The graceSeconds field, when present, is a non-negative integer that extends the expiry moment defined by notAfter to allow for modest clock skew and transition jitter in the system.

Producers may set graceSeconds when they know that there will be some variability in when manifests are delivered and adopted, and they want to avoid sharp edges where a manifest is considered invalid on one node slightly earlier than on another due to clock differences. Typical values are on the order of tens or hundreds of seconds, not hours.

Consumers must never treat graceSeconds as an excuse to ignore expiry entirely. It is purely an extension on top of notAfter. If notAfter is absent, graceSeconds has no effect.

Default validity when validity is absent

If the validity field is completely absent, the manifest is considered eligible for activation immediately at issuedAt and remains valid until it is superseded by a newer manifest for the same nodeId. The selection rules below define what "superseded" means in detail.

Producers are free to omit validity for simple scenarios, such as short-lived test flights. For production use, it is strongly recommended to include an explicit validity window.

Manifest selection rules

This section defines how a runtime chooses which manifest is "in force" for a node at a given moment, when it may have multiple manifests stored locally.

For any node, a runtime maintains a set of known manifests whose nodeId matches its own. At any given instant t (in UTC), the runtime computes the subset of those manifests that are eligible. A manifest is eligible at time t if and only if all the following conditions hold:

It has schemaVersion equal to 0.2.0 and kind equal to node-manifest. Its nodeId matches the node's identity. If it has a validity.notBefore field, then t is at or after that instant. If it has a validity.notAfter field, then t is strictly before the effective expiry time defined earlier. If it has no validity field at all, then t is at or after its issuedAt.

If the eligible set is empty, the runtime must treat the node as having no active manifest. The behaviour in that case is deployment-specific; typical patterns are to fail closed, to fall back to a safe default mode, or to continue executing a previously active manifest until an operator intervenes. This repository will define recommended behaviour in later documents; for now the only normative requirement is that the runtime must not silently invent a manifest.

If the eligible set contains one manifest, that manifest is in force.

If the eligible set contains more than one manifest, the runtime must choose the one with the latest issuedAt timestamp. In the rare case where two eligible manifests for the same node have exactly the same issuedAt value, the runtime must choose one deterministically; a simple and acceptable rule is to choose the manifest whose manifestId is lexicographically greatest. Producers should avoid emitting such ambiguous pairs.

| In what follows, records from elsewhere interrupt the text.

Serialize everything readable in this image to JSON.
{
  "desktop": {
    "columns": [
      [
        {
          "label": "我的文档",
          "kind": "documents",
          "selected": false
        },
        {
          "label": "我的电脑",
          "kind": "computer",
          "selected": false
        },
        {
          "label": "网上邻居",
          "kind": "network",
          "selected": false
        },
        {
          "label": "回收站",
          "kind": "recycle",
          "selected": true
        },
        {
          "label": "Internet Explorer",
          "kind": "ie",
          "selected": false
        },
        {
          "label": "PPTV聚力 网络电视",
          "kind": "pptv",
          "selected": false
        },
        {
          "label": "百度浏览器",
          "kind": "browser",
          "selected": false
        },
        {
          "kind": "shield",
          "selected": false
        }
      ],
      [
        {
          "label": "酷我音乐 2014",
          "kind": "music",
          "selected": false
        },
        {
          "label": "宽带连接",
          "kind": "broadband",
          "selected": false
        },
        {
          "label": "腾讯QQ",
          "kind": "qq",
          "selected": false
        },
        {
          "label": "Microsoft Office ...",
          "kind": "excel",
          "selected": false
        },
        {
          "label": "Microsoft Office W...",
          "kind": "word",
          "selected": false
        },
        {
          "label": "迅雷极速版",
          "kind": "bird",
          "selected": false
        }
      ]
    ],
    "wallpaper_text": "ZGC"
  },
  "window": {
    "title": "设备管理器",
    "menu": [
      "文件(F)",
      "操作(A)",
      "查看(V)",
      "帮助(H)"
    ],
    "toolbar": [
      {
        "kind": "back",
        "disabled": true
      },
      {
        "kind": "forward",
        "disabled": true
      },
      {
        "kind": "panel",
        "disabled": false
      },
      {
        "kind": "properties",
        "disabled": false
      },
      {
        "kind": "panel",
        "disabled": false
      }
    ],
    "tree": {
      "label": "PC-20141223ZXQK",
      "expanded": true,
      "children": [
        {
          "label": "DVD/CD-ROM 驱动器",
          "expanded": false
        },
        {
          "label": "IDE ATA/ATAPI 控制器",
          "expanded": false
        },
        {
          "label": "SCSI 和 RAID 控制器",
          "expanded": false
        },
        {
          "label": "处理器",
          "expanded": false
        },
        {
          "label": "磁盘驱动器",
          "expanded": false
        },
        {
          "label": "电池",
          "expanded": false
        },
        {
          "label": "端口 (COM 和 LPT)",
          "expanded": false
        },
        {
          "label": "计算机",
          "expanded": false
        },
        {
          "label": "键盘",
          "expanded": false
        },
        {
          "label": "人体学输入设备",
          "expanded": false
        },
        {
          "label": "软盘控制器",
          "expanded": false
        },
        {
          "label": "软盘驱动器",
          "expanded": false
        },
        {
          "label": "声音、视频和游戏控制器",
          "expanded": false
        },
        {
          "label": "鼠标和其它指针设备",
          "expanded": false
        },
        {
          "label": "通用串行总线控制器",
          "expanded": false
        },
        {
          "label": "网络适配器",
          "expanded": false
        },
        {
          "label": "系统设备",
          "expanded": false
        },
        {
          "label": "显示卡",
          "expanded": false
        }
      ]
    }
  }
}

Whenever a new manifest arrives, the runtime re-evaluates the selection rules. If the new manifest is eligible at the current time and has a later issuedAt than the manifest currently in force, it supersedes the old manifest. If it is not yet eligible, it may be stored for future activation. If it is already expired according to its validity window, the runtime may discard it immediately.

These rules are designed so that different consumers with the same set of manifests and the same clock view will make the same decision about which manifest is in force at any given instant.

Unknown top-level fields

As noted above, producers may add additional top-level fields to the manifest object and consumers must ignore fields they do not understand. This is deliberately restated here because it interacts with selection and validity.

Unknown fields must not influence whether a manifest is considered eligible, nor which manifest is selected among eligible candidates. Selection must depend only on the envelope fields defined in this document. This ensures that extension experiments cannot accidentally perturb the core behaviour of runtimes that do not implement those extensions.

The TypeScript binding exposes a helper called selectActiveManifestForNode that implements these rules exactly. Runtimes in TypeScript or JavaScript can treat that function as the reference implementation for envelope selection.